Voici quelques exemples d’acquis spectaculaires de la médecine esthétique par rapport à la chirurgie esthétique, dans les trente dernières années :

  • Disparition des liftings du front et des liftings par endoscopie, grâce à l’efficacité de la Toxine Botulique : Vistabel (Botox), Azzalure, Bocouture, depuis 1992
  • Disparition de la dermabrasion mécanique à la meule, au profit des peelings chimiques ou des lasers
  • Disparition de la chirurgie des « Lambeaux » du cuir chevelu pour traiter l’alopécie (avec un risque de nécrose non négligeable), au profit de la micro implantation capillaire, de la FUE et autres techniques (pratiquées dans l’immense majorité des cas par des médecins spécialement formés)
  • Régression considérable des réinjections de graisse (lipo filling), nécessitant un capital graisseux « exploitable », l’hospitalisation, voire l’anesthésie générale, au profit d’implants résorbables dits « volumateurs » injectés au cabinet du médecin, renouvelables à volonté (tempes, pommettes, cernes, joues) ou utilisation de produits « inducteurs » permettant l’épaississement des tissus (Newfill, Sculptra, Ellanse)
  • Quasi disparition des prothèses pour les pommettes et le menton, au profit de l’injection d’implants qui se résorbent lentement (Radiesse, Ellanse M, Acide hyaluronique volumateur)
  • Diminution des indications de Blépharoplastie chirurgicale (chirurgie des paupières inférieures en particulier), grâce à des techniques médicales telles que : peeling chimique ou microcoagulation externe par un stylo spécial (qui retendent tous deux la peau), injection profonde d’acide hyaluronique (qui comble les cernes)…
  • Diminution du nombre et des indications de rhinoplasties chirurgicales, grâce à la rhinoplastie « médicale », permettant de sculpter le nez (crête, épaisseur, pointe) avec des implants injectables
  • Régression des « mini liftings » des sujets jeunes (40 à 55 ans), au profit de la pose au cabinet du médecin de fils tenseurs résorbables ou permanents, capables de remettre la peau relâchée en tension. Il existe d’autres possibilités, comme l’utilisation de la chaleur (Thermage) ou d’ultrasons focalisés pour retendre le bas du visage.
  • Remplacement d’indications de la chirurgie intime, chez l’homme et chez la femme, par des techniques médicales d’hydratation, de volume et de remodelage
  • Remplacement de la lipoaspiration de bourrelets graisseux (localisés à l’abdomen ou à la taille), par la Cryolipolyse (utilisation du froid intense, en une à deux séances)
  • Bientôt arrive en France venant des USA un produit injectable (déoxycholate), classé « médicament », capable de faire fondre la graisse sous le menton.
  • Enfin citons l’amélioration spectaculaire des cicatrices post chirurgicales, grâce à l’injection de Plasma Riche en Plaquettes (PRP), évitant l’infection, l’hypertrophie et la chéloïde (réduisant ainsi les reprises chirurgicales)
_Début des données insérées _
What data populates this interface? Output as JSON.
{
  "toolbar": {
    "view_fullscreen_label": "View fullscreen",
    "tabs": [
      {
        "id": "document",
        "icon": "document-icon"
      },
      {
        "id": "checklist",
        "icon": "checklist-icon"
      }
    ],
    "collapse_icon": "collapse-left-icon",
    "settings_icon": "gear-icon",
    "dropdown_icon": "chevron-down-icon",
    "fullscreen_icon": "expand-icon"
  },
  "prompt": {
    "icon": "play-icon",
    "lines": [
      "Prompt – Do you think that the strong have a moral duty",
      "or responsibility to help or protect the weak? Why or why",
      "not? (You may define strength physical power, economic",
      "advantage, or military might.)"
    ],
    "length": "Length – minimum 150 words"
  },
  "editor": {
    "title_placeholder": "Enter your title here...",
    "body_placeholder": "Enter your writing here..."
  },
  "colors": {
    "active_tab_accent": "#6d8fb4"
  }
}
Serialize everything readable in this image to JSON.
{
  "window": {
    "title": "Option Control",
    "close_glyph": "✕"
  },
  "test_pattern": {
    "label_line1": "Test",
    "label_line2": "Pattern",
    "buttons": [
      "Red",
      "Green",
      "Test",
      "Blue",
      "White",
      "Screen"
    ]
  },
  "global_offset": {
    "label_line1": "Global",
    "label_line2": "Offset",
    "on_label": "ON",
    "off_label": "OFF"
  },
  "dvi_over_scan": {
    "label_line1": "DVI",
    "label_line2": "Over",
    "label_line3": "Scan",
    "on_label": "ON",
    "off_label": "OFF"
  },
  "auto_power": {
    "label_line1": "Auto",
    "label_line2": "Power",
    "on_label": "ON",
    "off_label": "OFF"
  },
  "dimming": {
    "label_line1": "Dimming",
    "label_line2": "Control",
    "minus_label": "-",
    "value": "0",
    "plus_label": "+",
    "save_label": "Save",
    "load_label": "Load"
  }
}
Pour répondre efficacement à cette demande mondiale de soins esthétiques « sans bistouri », il faut garantir une formation de qualité. C’est pourquoi depuis le début des années 1980, le Dr Jean-jacques Deutsch s’est investi dans la formation des médecins et s’est battu pour la création d’un diplôme d’Etat. Celui-ci se faisant malheureusement attendre, des diplômes universitaires ont été créés à Paris, Lyon et Bordeaux.

Le Dr Deutsch a participé comme enseignant dans plusieurs cursus. Depuis 1984, des milliers de médecins, dermatologues et chirurgiens de tous les pays ont suivi ses ateliers pratiques. Il continue ce travail de formation, dans le cadre de la Deutsch Medical Academy, ou en liaison avec des sociétés d’ingénierie médicale.

(1) Gilles DELEUZE & Félix GUATTARI, « Devenir-intense, devenir-animal, devenir-imperceptible » in, 1000 plateaux. Paris : Éditions de Minuit, 1980, p 340.